Acceleration Academy allows students to earn both a high school diploma and a bachelor’s degree in five years. (Photo courtesy of the Alaska Native Science and Engineering Program.)

The Alaska Native Science and Engineering Program at the University of Alaska has received $5 million to expand its high school component to Dillingham, Kotzebue and Juneau.

The program’s Acceleration Academy allows students to earn both a high school diploma and a bachelor’s degree in five years. It’s currently offered at the university’s Anchorage, Bethel and Matanuska-Susitna campuses.

Program founder and vice provost Herb Schroeder said it helps the state and families save money.

“The cost to government for a graduate from our university is around $300,000, and the cost to government for students to graduate from Acceleration is $88,000,” he said. “We want to make this opportunity available for every single student in the state.”

Schroeder started ANSEP after seeing how many students from rural communities were unprepared for college math and science classes. The first Acceleration Academy started in the Mat-Su in 2015.

Acceleration Academy students spend about half of their day in traditional classes, and the other half working together on projects or in study groups. Schroeder said about 70% of ANSEP’s students are Alaska Native.

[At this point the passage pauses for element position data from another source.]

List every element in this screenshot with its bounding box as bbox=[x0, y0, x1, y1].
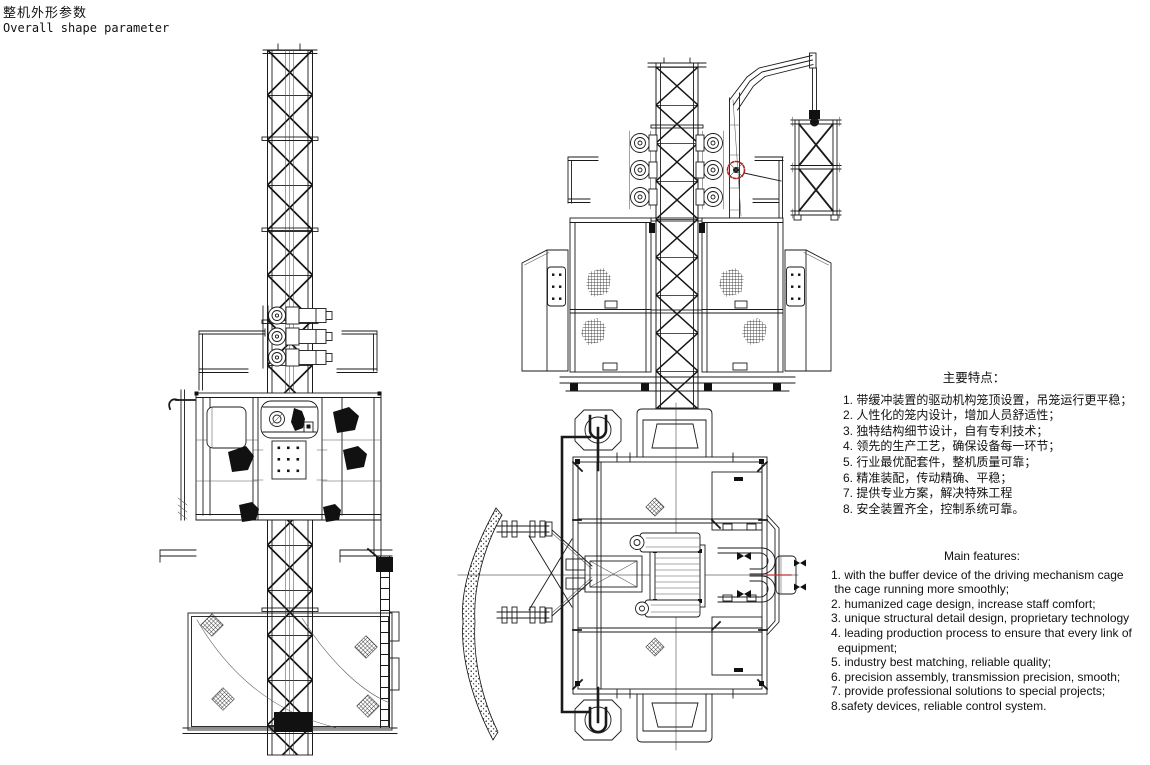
side-elevation-view bbox=[160, 44, 399, 755]
feature-line-en: 5. industry best matching, reliable qual… bbox=[831, 655, 1150, 670]
cabinet bbox=[207, 407, 246, 448]
drive-units bbox=[263, 306, 332, 368]
plan-view bbox=[458, 403, 806, 750]
mast-foot bbox=[274, 712, 312, 732]
wall-tie bbox=[462, 508, 642, 740]
jib-crane bbox=[728, 53, 821, 218]
feature-line-en: 8.safety devices, reliable control syste… bbox=[831, 699, 1150, 714]
feature-item-zh: 8. 安全装置齐全，控制系统可靠。 bbox=[843, 502, 1150, 518]
twin-cage-front-view bbox=[522, 53, 841, 408]
left-cage bbox=[570, 218, 651, 372]
feature-item-zh: 3. 独特结构细节设计，自有专利技术； bbox=[843, 424, 1150, 440]
right-cage bbox=[702, 218, 783, 372]
feature-line-en: 2. humanized cage design, increase staff… bbox=[831, 597, 1150, 612]
left-counterweight bbox=[522, 250, 568, 371]
feature-item-zh: 4. 领先的生产工艺，确保设备每一环节； bbox=[843, 439, 1150, 455]
feature-item-zh: 7. 提供专业方案，解决特殊工程 bbox=[843, 486, 1150, 502]
feature-line-en: 7. provide professional solutions to spe… bbox=[831, 684, 1150, 699]
mast-lattice bbox=[648, 58, 706, 408]
feature-line-en: 6. precision assembly, transmission prec… bbox=[831, 670, 1150, 685]
features-chinese: 主要特点： 1. 带缓冲装置的驱动机构笼顶设置，吊笼运行更平稳； 2. 人性化的… bbox=[843, 371, 1150, 529]
feature-line-en: 4. leading production process to ensure … bbox=[831, 626, 1150, 641]
wall-section bbox=[462, 508, 502, 740]
feature-line-en: 3. unique structural detail design, prop… bbox=[831, 611, 1150, 626]
features-zh-heading: 主要特点： bbox=[843, 371, 1105, 387]
features-en-heading: Main features: bbox=[831, 549, 1133, 564]
page: 整机外形参数 Overall shape parameter bbox=[0, 0, 1150, 765]
features-english: Main features: 1. with the buffer device… bbox=[831, 549, 1150, 717]
feature-item-zh: 2. 人性化的笼内设计，增加人员舒适性； bbox=[843, 408, 1150, 424]
feature-line-en: equipment; bbox=[831, 641, 1150, 656]
hanging-mast-section bbox=[791, 117, 841, 220]
right-counterweight bbox=[785, 250, 831, 371]
left-door-post bbox=[178, 390, 187, 520]
feature-line-en: the cage running more smoothly; bbox=[831, 582, 1150, 597]
feature-item-zh: 5. 行业最优配套件，整机质量可靠； bbox=[843, 455, 1150, 471]
feature-line-en: 1. with the buffer device of the driving… bbox=[831, 568, 1150, 583]
feature-item-zh: 6. 精准装配，传动精确、平稳； bbox=[843, 471, 1150, 487]
feature-item-zh: 1. 带缓冲装置的驱动机构笼顶设置，吊笼运行更平稳； bbox=[843, 393, 1150, 409]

“This whole idea of collaboration came out of Alaska Native culture, where everyone works together to be successful,” he said. “If you live in the village, everybody depends upon each other.”

Some student housing is available at the Bethel location. The funding will also allow the university to offer student housing at the Anchorage campus, which, Schroeder said, will make it more accessible.

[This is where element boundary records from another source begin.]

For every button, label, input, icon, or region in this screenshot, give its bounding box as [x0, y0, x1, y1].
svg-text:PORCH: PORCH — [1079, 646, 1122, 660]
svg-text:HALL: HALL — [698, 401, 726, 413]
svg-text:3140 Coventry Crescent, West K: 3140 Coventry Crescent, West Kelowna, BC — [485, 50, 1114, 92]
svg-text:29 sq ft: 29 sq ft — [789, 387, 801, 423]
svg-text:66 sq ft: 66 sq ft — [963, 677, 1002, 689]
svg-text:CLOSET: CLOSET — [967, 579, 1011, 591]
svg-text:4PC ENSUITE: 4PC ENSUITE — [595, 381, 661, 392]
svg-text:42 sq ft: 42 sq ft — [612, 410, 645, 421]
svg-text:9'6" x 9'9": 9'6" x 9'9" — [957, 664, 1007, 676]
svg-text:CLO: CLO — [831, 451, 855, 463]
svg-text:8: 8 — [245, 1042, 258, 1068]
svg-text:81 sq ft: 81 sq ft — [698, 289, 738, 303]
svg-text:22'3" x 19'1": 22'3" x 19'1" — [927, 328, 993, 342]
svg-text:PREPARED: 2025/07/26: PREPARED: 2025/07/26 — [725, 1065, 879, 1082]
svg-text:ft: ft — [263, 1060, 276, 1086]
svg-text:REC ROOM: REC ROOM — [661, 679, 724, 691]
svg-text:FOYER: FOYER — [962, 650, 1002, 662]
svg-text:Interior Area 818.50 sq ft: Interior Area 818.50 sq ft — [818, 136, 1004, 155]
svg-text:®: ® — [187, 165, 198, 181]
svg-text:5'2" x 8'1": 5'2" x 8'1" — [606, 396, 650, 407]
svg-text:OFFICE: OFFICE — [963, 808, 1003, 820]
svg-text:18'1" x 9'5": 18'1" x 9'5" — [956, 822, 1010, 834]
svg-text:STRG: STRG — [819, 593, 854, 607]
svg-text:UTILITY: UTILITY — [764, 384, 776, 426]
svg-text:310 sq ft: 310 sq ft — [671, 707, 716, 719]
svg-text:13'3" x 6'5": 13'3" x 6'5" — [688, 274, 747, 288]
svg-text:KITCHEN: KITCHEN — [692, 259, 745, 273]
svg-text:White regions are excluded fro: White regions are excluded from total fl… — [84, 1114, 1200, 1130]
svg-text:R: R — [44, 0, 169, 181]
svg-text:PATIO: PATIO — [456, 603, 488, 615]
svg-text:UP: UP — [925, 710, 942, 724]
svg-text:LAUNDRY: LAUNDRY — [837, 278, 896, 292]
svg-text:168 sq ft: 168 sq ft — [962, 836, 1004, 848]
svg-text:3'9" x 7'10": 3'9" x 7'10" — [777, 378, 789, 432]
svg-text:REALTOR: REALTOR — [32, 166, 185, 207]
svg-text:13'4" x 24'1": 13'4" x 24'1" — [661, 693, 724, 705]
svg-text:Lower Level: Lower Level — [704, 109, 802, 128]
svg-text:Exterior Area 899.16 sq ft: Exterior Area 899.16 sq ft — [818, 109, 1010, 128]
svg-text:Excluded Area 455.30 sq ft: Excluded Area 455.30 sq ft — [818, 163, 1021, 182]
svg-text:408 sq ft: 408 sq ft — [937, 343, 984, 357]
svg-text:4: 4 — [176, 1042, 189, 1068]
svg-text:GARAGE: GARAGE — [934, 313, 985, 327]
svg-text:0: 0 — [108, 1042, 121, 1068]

“There’s a lot of students who live in communities that don’t have access to those rural campuses that the university has,” he said. “And they can come in starting in 9th grade and live in our residence halls and attend the Acceleration Academy we have on our campus here.”

The Dillingham, Kotzebue and Juneau programs will begin this fall. Next, Schroeder hopes to expand even further — to Kodiak, Nome and Fairbanks. Schroeder’s goal is to offer the program in every community with a University of Alaska campus, which also includes Soldotna, Homer, Palmer, Valdez, Ketchikan and Sitka.